My students also ask me how Christian conservatives, the majority of whom voted for Trump, reconcile their choice with the enthusiasm of white supremacists for their candidate. In one sense this one’s easy: they don’t. Not yet, at least. That is, the majority of Christian conservatives and their movement’s leaders have studiously avoided noticing the unprecedented mobilization of Nazis, denizens of the “alt right”, and other white nationalists who support Trump. Instead, they are preoccupied with protecting Trump from the “deep state,” an Obama-led “shadow government,” and even a global witchcraft attack. The silence from Christian conservatives about public displays of racism and antisemitism is so apparent that I consider it possible that Christian right elites might be calculating how much racism and antisemitism to tolerate as the cost of restricting and rolling back reproductive and LGBTQ rights. To his credit, conservative columnist and former George W. Bush speechwriter Michael Gerson has relentlessly called attention to the hateful, racist, white-supremacist dimensions of Trump’s campaign and administration.

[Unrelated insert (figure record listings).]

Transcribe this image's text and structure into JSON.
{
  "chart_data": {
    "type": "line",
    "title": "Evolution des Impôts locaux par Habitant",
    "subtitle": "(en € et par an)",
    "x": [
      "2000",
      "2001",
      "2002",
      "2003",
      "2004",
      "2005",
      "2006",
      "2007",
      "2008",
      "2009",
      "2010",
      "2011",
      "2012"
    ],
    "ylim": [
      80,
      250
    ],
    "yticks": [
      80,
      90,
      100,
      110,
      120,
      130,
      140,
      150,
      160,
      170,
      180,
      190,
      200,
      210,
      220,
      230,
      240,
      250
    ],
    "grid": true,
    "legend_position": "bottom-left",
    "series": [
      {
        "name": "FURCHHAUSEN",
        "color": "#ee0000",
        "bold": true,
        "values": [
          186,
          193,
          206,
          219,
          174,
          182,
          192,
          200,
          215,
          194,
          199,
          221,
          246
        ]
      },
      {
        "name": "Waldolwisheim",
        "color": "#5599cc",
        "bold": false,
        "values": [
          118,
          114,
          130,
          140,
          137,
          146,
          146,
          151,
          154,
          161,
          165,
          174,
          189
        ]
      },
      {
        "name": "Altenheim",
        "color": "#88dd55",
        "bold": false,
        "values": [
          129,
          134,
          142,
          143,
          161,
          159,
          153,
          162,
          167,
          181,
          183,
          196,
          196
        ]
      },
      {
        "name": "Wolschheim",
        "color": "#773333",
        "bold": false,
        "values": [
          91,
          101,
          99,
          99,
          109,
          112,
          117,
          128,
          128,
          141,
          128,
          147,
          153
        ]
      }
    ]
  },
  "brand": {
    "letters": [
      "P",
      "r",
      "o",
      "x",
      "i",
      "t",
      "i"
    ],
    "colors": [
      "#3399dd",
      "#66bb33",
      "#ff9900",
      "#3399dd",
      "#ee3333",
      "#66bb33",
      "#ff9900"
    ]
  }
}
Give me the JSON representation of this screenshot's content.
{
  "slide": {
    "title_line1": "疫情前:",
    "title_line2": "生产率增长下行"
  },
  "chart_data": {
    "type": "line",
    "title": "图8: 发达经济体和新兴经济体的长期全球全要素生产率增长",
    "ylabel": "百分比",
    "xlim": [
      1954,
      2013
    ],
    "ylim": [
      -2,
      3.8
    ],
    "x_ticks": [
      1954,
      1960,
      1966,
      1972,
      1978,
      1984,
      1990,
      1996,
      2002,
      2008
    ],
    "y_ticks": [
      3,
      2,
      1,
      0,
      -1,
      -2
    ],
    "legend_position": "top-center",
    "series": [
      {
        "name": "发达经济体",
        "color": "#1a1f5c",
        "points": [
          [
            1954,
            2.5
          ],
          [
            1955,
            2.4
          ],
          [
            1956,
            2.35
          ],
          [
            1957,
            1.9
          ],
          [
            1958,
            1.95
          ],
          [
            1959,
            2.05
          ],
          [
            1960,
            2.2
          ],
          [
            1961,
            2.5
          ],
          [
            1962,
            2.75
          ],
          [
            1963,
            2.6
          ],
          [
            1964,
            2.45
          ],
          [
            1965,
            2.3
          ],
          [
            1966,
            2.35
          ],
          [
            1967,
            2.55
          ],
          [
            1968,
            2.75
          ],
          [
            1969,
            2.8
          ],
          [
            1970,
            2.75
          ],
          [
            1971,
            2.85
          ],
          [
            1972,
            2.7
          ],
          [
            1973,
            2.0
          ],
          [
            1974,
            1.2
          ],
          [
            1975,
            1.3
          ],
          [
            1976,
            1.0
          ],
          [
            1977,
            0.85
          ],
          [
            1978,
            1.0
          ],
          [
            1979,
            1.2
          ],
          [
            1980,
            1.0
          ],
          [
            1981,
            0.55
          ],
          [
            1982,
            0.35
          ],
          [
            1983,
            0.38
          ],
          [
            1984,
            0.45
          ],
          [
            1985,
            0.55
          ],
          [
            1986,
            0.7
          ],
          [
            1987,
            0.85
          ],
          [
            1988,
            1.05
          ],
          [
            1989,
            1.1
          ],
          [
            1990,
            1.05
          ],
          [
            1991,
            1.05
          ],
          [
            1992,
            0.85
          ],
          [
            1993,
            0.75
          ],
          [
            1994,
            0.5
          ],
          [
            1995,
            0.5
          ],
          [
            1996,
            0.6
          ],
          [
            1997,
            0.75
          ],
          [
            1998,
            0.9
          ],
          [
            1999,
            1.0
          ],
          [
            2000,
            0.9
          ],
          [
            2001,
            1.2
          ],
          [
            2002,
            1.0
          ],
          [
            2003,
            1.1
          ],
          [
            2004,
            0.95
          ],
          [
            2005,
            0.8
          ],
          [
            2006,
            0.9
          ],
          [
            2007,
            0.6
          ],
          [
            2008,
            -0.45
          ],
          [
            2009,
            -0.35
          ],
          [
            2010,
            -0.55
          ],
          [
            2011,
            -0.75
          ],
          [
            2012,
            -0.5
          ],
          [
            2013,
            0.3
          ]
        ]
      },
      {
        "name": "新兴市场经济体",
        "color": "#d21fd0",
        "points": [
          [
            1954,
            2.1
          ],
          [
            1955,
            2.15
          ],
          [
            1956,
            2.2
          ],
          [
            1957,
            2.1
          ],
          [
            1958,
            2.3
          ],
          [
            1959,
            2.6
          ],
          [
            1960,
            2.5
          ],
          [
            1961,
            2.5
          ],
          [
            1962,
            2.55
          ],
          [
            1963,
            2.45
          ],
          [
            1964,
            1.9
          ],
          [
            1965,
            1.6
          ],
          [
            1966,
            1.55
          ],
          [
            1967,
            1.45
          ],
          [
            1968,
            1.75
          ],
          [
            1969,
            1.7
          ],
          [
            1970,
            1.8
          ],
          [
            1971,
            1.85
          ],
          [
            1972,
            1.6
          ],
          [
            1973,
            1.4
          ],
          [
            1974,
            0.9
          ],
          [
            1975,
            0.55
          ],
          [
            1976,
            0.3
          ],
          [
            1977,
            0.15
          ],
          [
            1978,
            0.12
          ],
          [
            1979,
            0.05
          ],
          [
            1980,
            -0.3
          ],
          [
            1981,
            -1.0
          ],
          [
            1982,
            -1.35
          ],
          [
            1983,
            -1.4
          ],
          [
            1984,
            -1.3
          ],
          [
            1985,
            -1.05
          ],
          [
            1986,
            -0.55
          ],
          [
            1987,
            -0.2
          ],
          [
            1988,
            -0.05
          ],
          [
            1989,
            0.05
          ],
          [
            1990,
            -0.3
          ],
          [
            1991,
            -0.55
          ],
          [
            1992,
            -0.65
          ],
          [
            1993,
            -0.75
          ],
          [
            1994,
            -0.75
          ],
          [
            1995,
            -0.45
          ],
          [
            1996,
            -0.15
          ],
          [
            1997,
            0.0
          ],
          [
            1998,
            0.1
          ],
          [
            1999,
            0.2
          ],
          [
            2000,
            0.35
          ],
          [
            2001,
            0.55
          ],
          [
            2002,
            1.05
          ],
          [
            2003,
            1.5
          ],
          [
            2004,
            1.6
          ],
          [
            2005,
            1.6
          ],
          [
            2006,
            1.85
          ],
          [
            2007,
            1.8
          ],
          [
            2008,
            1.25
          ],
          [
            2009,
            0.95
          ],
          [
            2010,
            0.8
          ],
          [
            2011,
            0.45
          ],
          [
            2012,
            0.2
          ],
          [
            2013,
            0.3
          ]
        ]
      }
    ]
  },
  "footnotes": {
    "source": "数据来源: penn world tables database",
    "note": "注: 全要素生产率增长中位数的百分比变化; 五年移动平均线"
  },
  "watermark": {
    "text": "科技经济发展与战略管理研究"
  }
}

The apostasy of Gerson and other figures on the conservative right clarifies that none of us can afford to talk only with those who agree with us on every issue. Old and middle-aged people, millennials, people of color, white people, atheists, believers of all faiths, people born in the US, people who’ve adopted the US, the President of the Ethics and Religious Liberty Commission of the Southern Baptist Convention, and dissenters within Trump’s party: we can’t afford to hold out for ideological purity or deplatform everyone who disagrees with us. We all need as much help as we can get to move the mountain before us.